Paul looked stricken at my words, and then I did put my hands over his. But before I could speak again, he said, “Let me just tell you everything before you decide.” I realized he was pleading with me, and the knowledge that he did love me—that strange, impossible, secure fact—caused me to smile at him. He didn't smile back, but he turned his hands up and held mine. He was so earnest I could have kissed him. I had a great longing to kiss him.

“The kids are both in school,” he said. “Megan is in first grade, Ian goes to nursery school all day. They usually hang around the shop with me after school, but in the evenings I have people coming in a lot of the time—clients. Martha wants someone to give the kids their baths and all that. They go to bed at eight-thirty …”

His voice trailed away. He must have seen that these domestic details were not winning me over, and he looked apologetic. I unlinked our hands and ceased to smile. I wanted to know
him
. I wanted his wife and kids to remain invisible. His recital forced me to look at them—the dear little children in their sleepers, the jolly clients streaming in to buy Daddy's books, Paul and Martha walled in behind all their years together, the romping dogs … Ozzie and Harriet and the kids.
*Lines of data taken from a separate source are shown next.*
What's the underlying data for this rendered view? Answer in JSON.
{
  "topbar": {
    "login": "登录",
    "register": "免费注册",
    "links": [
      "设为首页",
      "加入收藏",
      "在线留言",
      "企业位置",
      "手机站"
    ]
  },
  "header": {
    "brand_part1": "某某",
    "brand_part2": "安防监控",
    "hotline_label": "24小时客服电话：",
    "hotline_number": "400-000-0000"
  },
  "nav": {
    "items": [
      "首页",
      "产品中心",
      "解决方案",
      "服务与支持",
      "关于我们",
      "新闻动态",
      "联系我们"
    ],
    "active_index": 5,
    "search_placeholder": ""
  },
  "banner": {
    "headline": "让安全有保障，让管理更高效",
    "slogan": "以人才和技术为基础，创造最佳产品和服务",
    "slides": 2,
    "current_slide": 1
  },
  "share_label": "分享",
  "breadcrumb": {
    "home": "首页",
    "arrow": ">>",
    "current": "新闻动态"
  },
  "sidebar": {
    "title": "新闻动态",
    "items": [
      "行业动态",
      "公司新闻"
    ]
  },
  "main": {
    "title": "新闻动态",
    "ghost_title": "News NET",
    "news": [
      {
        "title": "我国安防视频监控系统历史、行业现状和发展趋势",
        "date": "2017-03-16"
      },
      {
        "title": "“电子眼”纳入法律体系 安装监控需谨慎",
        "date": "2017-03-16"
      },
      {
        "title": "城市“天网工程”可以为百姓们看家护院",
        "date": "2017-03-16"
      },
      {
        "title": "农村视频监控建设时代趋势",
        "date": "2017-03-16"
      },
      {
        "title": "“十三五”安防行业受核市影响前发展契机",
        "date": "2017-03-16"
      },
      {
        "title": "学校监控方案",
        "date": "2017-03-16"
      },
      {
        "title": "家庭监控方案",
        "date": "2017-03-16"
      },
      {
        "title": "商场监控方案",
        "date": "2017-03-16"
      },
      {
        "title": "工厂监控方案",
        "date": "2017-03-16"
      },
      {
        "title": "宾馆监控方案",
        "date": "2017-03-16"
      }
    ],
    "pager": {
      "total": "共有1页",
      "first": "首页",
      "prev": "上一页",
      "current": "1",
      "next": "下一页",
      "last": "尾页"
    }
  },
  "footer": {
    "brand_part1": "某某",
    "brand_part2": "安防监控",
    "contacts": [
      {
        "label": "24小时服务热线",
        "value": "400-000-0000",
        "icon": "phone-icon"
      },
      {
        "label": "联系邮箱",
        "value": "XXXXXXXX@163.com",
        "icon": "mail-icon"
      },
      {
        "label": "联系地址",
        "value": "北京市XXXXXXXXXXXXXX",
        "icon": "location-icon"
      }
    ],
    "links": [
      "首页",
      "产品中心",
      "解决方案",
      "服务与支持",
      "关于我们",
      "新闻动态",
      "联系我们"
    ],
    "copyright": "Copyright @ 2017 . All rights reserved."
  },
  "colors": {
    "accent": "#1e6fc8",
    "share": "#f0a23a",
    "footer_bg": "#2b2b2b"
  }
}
I felt left out, as usual, the outsider looking in.

Paul and I stared at each other. He took off his glasses and rubbed his eyes, as he had on the lawn. I remembered how he'd looked then, like a picture we'd had in school of Jesus ascending to heaven in a sunset just like the one we'd shared. There he was, all rosy and glowing and lovable, going up, out of reach.

“Forgive me,” he said. “It's not for you. Of course it isn't. You can do better.”

He kept his hands over his eyes. His glasses, on the tabletop, were dusty and spotted. I picked them up tenderly, breathed on each lens, and wiped them on the edge of the tablecloth.

“There.” He looked up at me and at the cleaned glasses I offered him. “Tell me about the cooking part,” I said, smiling.

He began to laugh. It was the first time I'd ever heard him laugh. He has a wonderful, abandoned way of collapsing into it; his face softens, his eyes half close, and he lets out good, strong “Ha ha's”—it's the laugh of a much larger person.

I waited for him to finish. I didn't know what was so funny, but I sensed that something important was happening, something was snapping in him and something else tightening up. Finally he stopped—it wasn't that long, maybe half a minute of his laughing and our looking at each other—and drew a deep breath and put on his glasses again.

“Well,” he resumed. “The cooking.” His hilarity was gone, but so was his anxiety. “There's not that much, really. Mainly dinner. We wouldn't expect you to fix breakfast, and Martha isn't usually home for lunch. You'd have to pack a lunch for Ian, and then weekends …” He kept pausing, to see the effect of his recital on me. I was fine; the specter of Ozzie and Harriet had disappeared with his laughter. “Sometimes I have a client in around lunchtime. I suppose you might make us some sandwiches or something. Martha usually does if she's around, if she has time.” I pictured him among his books eating a peanut butter sandwich supplied by a grudging Martha in a running suit.